Selon les chiffres publiés par le secteur, les ventes de motocyclettes et de véhicules légers du même acabit ont chuté ces cinq dernières années, de 2,7 millions en 2007 à 1,7 million l'an passé. Ces résultats ne jouent pas en faveur du développement d'une nouvelle génération de transports hybrides et électriques.
« La crise a fortement affecté le marché européen », a expliqué Hendrik von Keunheim, le président d'ACEM, l'organisation qui représente l'industrie des motocyclettes en Europe. « De nombreux fournisseurs européens peinent à sortir la tête de l'eau. »
Le Livre blanc sur les transports publié par la Commission européenne en 2011, ainsi que la feuille de route pour une économie faible en carbone promeuvent le développement de moyens de transport électriques, entre autres, afin de réduire progressivement la consommation de combustibles fossiles. Le Livre blanc appelle à une réduction de 60 % des émissions de gaz à effet de serre générées par les transports d'ici 2050.
La promotion des véhicules électriques, hybrides et à piles à combustible qui génèrent beaucoup moins d'émissions que les moteurs à combustion traditionnels fait partie intégrante du processus d'abandon de l'essence.
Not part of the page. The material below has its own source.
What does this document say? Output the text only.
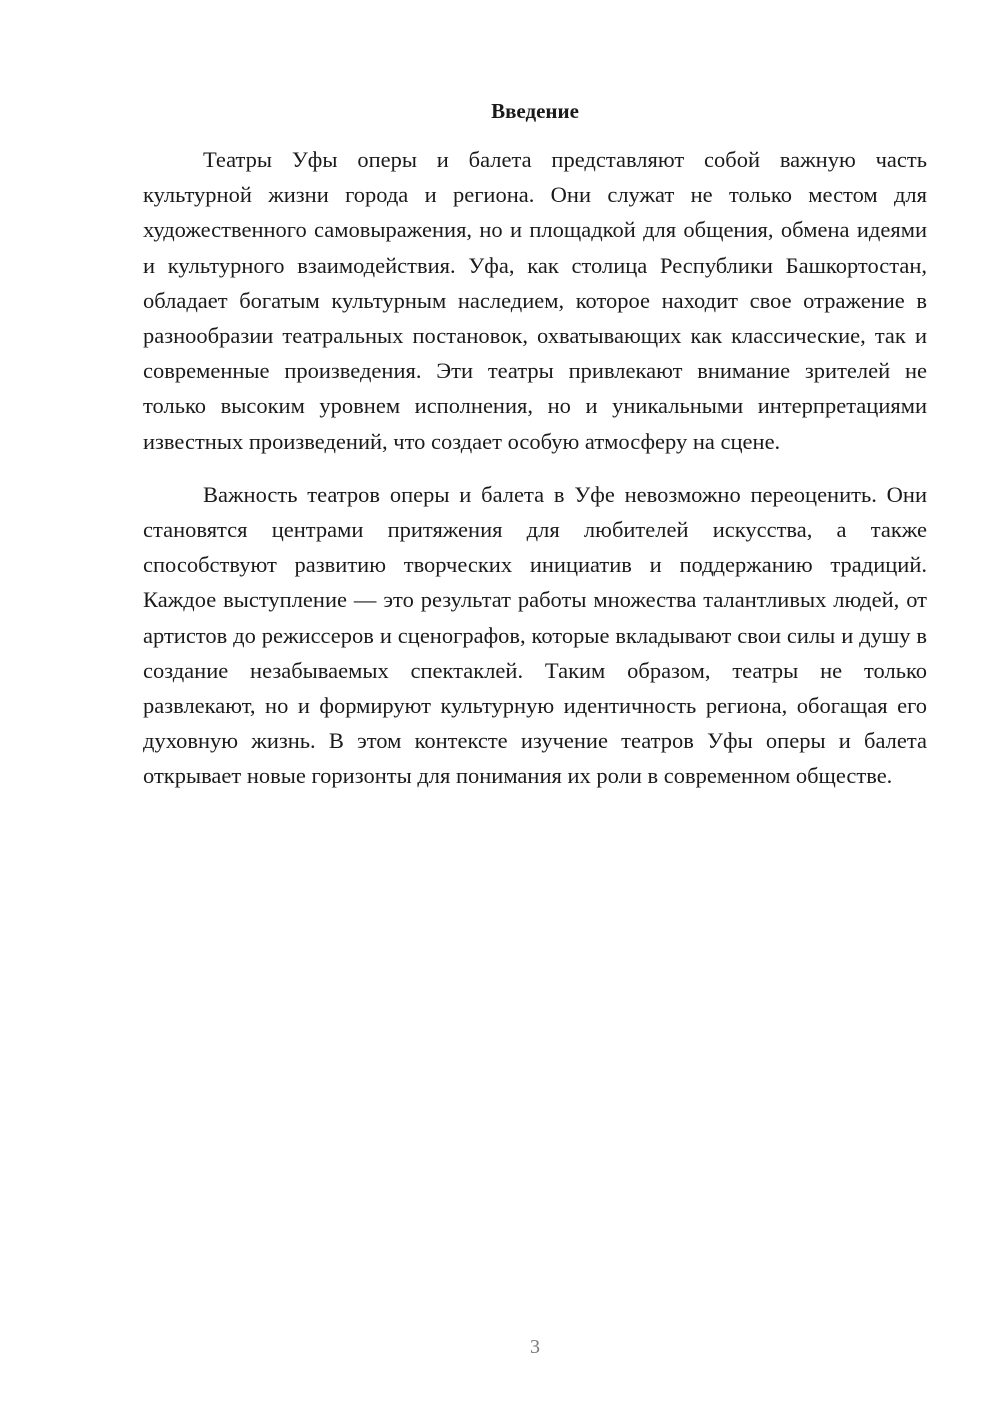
Введение

Театры Уфы оперы и балета представляют собой важную часть культурной жизни города и региона. Они служат не только местом для художественного самовыражения, но и площадкой для общения, обмена идеями и культурного взаимодействия. Уфа, как столица Республики Башкортостан, обладает богатым культурным наследием, которое находит свое отражение в разнообразии театральных постановок, охватывающих как классические, так и современные произведения. Эти театры привлекают внимание зрителей не только высоким уровнем исполнения, но и уникальными интерпретациями известных произведений, что создает особую атмосферу на сцене.

Важность театров оперы и балета в Уфе невозможно переоценить. Они становятся центрами притяжения для любителей искусства, а также способствуют развитию творческих инициатив и поддержанию традиций. Каждое выступление — это результат работы множества талантливых людей, от артистов до режиссеров и сценографов, которые вкладывают свои силы и душу в создание незабываемых спектаклей. Таким образом, театры не только развлекают, но и формируют культурную идентичность региона, обогащая его духовную жизнь. В этом контексте изучение театров Уфы оперы и балета открывает новые горизонты для понимания их роли в современном обществе.

3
L'exécutif européen affirme que le pétrole répond encore à 96 % des besoins des transports.
Néanmoins, les coûts initiaux élevés liés aux transports verts et aux infrastructures nécessaires (stations de recharge et d'approvisionnement, par exemple) ralentissent le processus et poussent les fabricants à demander des incitatifs nationaux et européens.
« Le consommateur doit changer d'attitude et il doit y être encouragé », a déclaré Tim Meisner, responsable de la stratégie d'ingénierie chez Yamaha Motor Europe, lors d'une exposition à Bruxelles.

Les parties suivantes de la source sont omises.